Photo by Curated Lifestyle for Unsplash+
I’ve been having dreams for several weeks about working for a newspaper, which strikes me as odd since the last time I did that in real life was in 1976. I’m not sure why these dreams are occurring now, but I have my suspicions. The big clue is that in each dream, I’m feeling the pressure of an impending deadline.
I was a newspaperman for three years and working diligently to become one for the preceding ten. The prime directive of the newspaper business then, and probably still, was Make Your Deadline. Deadlines were sacrosanct, for good reason: Getting a newspaper onto the street was a long and complicated process, a series of steps from writing to editing to page design, to typesetting and printing and delivery. Minutes mattered. Missing a deadline on the front end – the responsibility of the lowly reporter – had unpleasant impacts on every other step in the chain. Miss the deadline and your story missed that day’s edition – and you could count on receiving a fierce tongue-lashing guaranteed to augment your vocabulary.

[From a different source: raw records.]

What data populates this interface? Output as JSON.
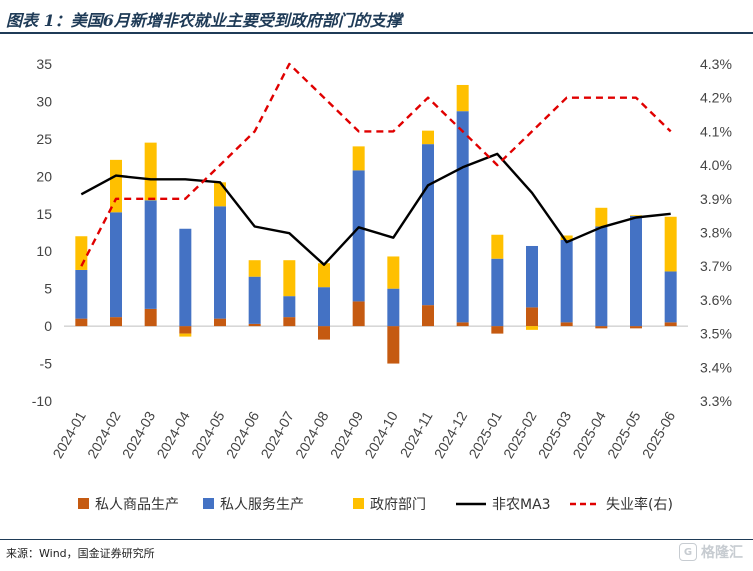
{
  "title": "图表 1：美国6月新增非农就业主要受到政府部门的支撑",
  "source": "来源：Wind，国金证券研究所",
  "watermark": "格隆汇",
  "chart_data": {
    "type": "bar",
    "stacked": true,
    "categories": [
      "2024-01",
      "2024-02",
      "2024-03",
      "2024-04",
      "2024-05",
      "2024-06",
      "2024-07",
      "2024-08",
      "2024-09",
      "2024-10",
      "2024-11",
      "2024-12",
      "2025-01",
      "2025-02",
      "2025-03",
      "2025-04",
      "2025-05",
      "2025-06"
    ],
    "y_left": {
      "min": -10,
      "max": 35,
      "ticks": [
        -10,
        -5,
        0,
        5,
        10,
        15,
        20,
        25,
        30,
        35
      ]
    },
    "y_right": {
      "min": 3.3,
      "max": 4.3,
      "ticks": [
        "3.3%",
        "3.4%",
        "3.5%",
        "3.6%",
        "3.7%",
        "3.8%",
        "3.9%",
        "4.0%",
        "4.1%",
        "4.2%",
        "4.3%"
      ]
    },
    "series": [
      {
        "name": "私人商品生产",
        "type": "bar",
        "axis": "left",
        "color": "#c55a11",
        "values": [
          1.0,
          1.2,
          2.3,
          -1.0,
          1.0,
          0.3,
          1.2,
          -1.8,
          3.3,
          -5.0,
          2.8,
          0.5,
          -1.0,
          2.5,
          0.5,
          -0.3,
          -0.3,
          0.5
        ]
      },
      {
        "name": "私人服务生产",
        "type": "bar",
        "axis": "left",
        "color": "#4472c4",
        "values": [
          6.5,
          14.0,
          14.5,
          13.0,
          15.0,
          6.3,
          2.8,
          5.2,
          17.5,
          5.0,
          21.5,
          28.2,
          9.0,
          8.2,
          11.0,
          13.3,
          14.7,
          6.8
        ]
      },
      {
        "name": "政府部门",
        "type": "bar",
        "axis": "left",
        "color": "#ffc000",
        "values": [
          4.5,
          7.0,
          7.7,
          -0.4,
          3.2,
          2.2,
          4.8,
          3.2,
          3.2,
          4.3,
          1.8,
          3.5,
          3.2,
          -0.5,
          0.6,
          2.5,
          0.1,
          7.3
        ]
      },
      {
        "name": "非农MA3",
        "type": "line",
        "axis": "left",
        "color": "#000000",
        "dash": false,
        "values": [
          17.6,
          20.1,
          19.6,
          19.6,
          19.2,
          13.3,
          12.4,
          8.2,
          13.2,
          11.8,
          18.8,
          21.2,
          23.0,
          17.8,
          11.2,
          13.2,
          14.5,
          15.0
        ]
      },
      {
        "name": "失业率(右)",
        "type": "line",
        "axis": "right",
        "color": "#e00000",
        "dash": true,
        "values": [
          3.7,
          3.9,
          3.9,
          3.9,
          4.0,
          4.1,
          4.3,
          4.2,
          4.1,
          4.1,
          4.2,
          4.1,
          4.0,
          4.1,
          4.2,
          4.2,
          4.2,
          4.1
        ]
      }
    ],
    "legend": [
      "私人商品生产",
      "私人服务生产",
      "政府部门",
      "非农MA3",
      "失业率(右)"
    ],
    "legend_position": "bottom",
    "grid": false
  }
}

Being conscientious and eager to please, I learned to be deadline-driven. The looming deadline was a powerful incentive to focus all my concentration and write with all deliberate speed. It always worked. Sometimes it worked only too well: I discovered that without an immediate deadline, I tended to dither. Procrastination was always easier than buckling down when the deadline was not dangling overhead like a sword on thin filament.
The Gift of Focus
The power of deadlines to spur me to action called to mind a relevant quotation from Samuel Johnson: “Depend upon it, sir, when a man knows he is to be hanged in a fortnight, it concentrates his mind wonderfully.” Deadlines were equally effective for me.
But I have come not to praise deadlines, nor to bury them, but to make a point about the ultimate deadline, The Big D.

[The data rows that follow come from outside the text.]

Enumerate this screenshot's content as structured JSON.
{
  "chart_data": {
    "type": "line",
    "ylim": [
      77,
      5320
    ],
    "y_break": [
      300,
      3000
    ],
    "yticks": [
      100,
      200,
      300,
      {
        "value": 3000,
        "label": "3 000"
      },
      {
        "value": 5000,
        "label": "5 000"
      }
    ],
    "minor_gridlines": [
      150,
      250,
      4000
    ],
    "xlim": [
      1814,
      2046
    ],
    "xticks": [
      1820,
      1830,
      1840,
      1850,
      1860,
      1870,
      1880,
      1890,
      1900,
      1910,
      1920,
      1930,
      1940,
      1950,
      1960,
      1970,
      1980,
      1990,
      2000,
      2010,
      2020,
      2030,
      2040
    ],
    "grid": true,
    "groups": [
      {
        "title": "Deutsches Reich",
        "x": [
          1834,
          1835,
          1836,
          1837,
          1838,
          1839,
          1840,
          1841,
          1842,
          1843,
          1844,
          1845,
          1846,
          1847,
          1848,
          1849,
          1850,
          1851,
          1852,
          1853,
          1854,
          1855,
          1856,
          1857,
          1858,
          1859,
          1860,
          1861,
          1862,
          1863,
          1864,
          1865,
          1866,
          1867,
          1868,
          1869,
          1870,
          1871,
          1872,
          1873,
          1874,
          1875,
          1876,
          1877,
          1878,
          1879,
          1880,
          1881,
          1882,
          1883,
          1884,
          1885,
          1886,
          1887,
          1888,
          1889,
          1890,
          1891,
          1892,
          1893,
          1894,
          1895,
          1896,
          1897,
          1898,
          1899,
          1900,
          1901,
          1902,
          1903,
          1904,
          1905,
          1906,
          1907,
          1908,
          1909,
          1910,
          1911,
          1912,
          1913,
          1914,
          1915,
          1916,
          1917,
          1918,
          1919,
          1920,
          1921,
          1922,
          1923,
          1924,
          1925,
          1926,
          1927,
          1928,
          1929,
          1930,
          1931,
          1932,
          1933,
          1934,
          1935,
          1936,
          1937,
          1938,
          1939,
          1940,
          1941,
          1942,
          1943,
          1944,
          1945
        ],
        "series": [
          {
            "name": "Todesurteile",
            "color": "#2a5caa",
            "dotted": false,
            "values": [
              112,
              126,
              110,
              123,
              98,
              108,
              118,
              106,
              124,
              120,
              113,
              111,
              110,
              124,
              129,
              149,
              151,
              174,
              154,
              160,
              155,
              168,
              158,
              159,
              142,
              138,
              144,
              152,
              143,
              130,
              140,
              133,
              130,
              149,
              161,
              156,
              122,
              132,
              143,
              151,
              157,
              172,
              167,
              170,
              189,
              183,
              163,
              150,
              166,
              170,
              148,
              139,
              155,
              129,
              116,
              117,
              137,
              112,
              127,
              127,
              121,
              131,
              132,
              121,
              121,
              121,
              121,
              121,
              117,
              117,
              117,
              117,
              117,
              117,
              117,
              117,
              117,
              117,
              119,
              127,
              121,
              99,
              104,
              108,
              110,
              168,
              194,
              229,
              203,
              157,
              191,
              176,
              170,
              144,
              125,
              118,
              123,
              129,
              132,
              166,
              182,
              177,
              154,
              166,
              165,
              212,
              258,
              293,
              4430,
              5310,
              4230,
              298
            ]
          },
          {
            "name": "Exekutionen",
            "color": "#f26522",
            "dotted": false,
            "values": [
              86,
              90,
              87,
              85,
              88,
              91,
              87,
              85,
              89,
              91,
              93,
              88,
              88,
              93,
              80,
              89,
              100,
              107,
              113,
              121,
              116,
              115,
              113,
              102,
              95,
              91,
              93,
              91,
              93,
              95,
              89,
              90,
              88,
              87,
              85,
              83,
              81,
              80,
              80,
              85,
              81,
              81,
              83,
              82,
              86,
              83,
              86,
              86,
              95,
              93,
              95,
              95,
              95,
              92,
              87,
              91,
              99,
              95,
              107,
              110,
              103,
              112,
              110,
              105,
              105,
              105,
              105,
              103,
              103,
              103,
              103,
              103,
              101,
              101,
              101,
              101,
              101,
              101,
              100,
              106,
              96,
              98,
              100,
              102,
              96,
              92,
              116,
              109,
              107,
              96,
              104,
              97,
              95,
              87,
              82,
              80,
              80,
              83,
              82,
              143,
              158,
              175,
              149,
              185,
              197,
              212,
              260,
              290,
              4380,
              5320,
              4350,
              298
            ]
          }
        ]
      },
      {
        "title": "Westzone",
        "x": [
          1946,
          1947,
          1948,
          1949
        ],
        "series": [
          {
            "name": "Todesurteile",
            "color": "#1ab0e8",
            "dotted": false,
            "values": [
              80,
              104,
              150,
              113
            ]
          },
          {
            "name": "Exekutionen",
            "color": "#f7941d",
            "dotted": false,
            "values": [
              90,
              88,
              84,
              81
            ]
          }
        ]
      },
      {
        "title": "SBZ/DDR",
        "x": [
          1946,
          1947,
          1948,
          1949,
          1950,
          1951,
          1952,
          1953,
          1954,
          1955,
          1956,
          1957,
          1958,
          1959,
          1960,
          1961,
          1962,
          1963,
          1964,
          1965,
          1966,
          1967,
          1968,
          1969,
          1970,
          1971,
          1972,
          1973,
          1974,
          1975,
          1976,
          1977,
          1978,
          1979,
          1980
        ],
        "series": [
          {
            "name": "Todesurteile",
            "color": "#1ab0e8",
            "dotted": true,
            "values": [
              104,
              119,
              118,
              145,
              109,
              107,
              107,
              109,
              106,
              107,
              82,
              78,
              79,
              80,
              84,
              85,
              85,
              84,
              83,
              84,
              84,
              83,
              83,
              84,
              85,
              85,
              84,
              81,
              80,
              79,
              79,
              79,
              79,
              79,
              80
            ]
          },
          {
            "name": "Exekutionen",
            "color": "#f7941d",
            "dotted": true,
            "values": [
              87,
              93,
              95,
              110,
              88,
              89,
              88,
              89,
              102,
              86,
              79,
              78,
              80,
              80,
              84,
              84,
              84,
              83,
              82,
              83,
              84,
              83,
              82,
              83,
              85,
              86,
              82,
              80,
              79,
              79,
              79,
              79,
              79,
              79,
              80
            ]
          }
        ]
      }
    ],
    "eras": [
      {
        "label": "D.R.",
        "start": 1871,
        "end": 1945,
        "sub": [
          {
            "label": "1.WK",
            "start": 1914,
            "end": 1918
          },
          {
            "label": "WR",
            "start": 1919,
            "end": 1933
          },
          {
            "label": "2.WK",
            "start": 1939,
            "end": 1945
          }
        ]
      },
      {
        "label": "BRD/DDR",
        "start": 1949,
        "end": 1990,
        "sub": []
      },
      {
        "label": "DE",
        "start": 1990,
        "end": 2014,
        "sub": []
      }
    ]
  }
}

Scientists, philosophers, poets, and many others have noted for millennia that older adults tend to alter their thinking when they get a glimpse of their death just up the road a piece. Some people react to this realization with fear. But my own experience has been a focused attention on what is most important. Like many other commentators over the centuries, I find that considering the end point of my life to be near, no longer in the inconceivable distance but plainly in sight, triggers a reaction akin to the wonderful concentration of the mind that Johnson refers to. It sharpens my focus as effectively as daily deadline pressure once did.
I believe this is a good thing. Some contemporary writers on this topic like to quote Steve Jobs, a brilliant but insufferable egomaniac who uttered some philosophical remarks as his own death was imminent. I prefer to look for insight to old reliables like my hero and role model Mark Twain, who once opined: “Whoever has lived long enough to find out what life is, knows how deep a debt of gratitude we owe to Adam, the first great benefactor of our race. He brought death into the world.”

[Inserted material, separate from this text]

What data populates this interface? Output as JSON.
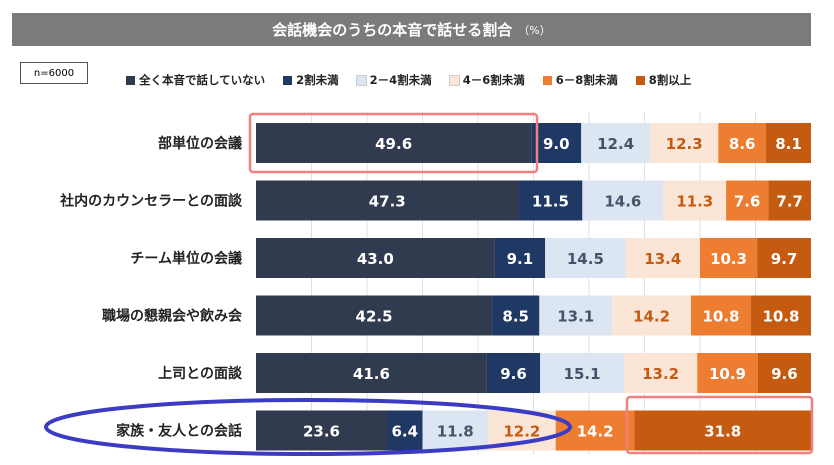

Cynical though it seems at first glance, Twain’s remark contains (like all the best humor) a nugget of hard truth. Death is the ultimate deadline. You can argue about whether death gives life meaning, but no one disputes that death gives life urgency. With a looming deadline, you are more likely to prioritize the essentials – as you define them – and let go of the inconsequential. You are also more likely to appreciate life and to treat each day as a gift.
Wasting Time
In his essay “On the Shortness of Life,” the Roman Stoic philosopher Seneca argues, “It is not that we have a short time to live, but that we waste a lot of it.” In his view, devoting time to ambition, or worrying about what others think of us, are wasteful. Enjoying life, on the other hand, is not.
For some, the approaching deadline inspires the courage to take risks – the attitude that if death is near anyway, what have I got to lose? Writer and podcaster Tommy Baker notes that for these people, “the pain of regret hurts more than putting ourselves out there. When this happens, we start to trust ourselves and recognize our dreams are worth it. Best of all: we’re worth bring them to life.”
As a deadline-driven individual, I feel the weight of the ultimate deadline as a welcome reminder: It is time to focus attention on what matters most to me. Whatever the number of days still available to me (and I’m hoping for 10 to 20 years’ worth), I need to spend them on the people, the work, and the experiences that bring me joy and give me a sense of fulfillment.
My latest dreams notwithstanding, I haven’t missed a major deadline yet.
Excellent post. "Death gives life urgency." Love that line.
I'm astonished that in all my contemplating death, it has never occurred to me that the word "deadline" has the word "dead" in it. Missed that.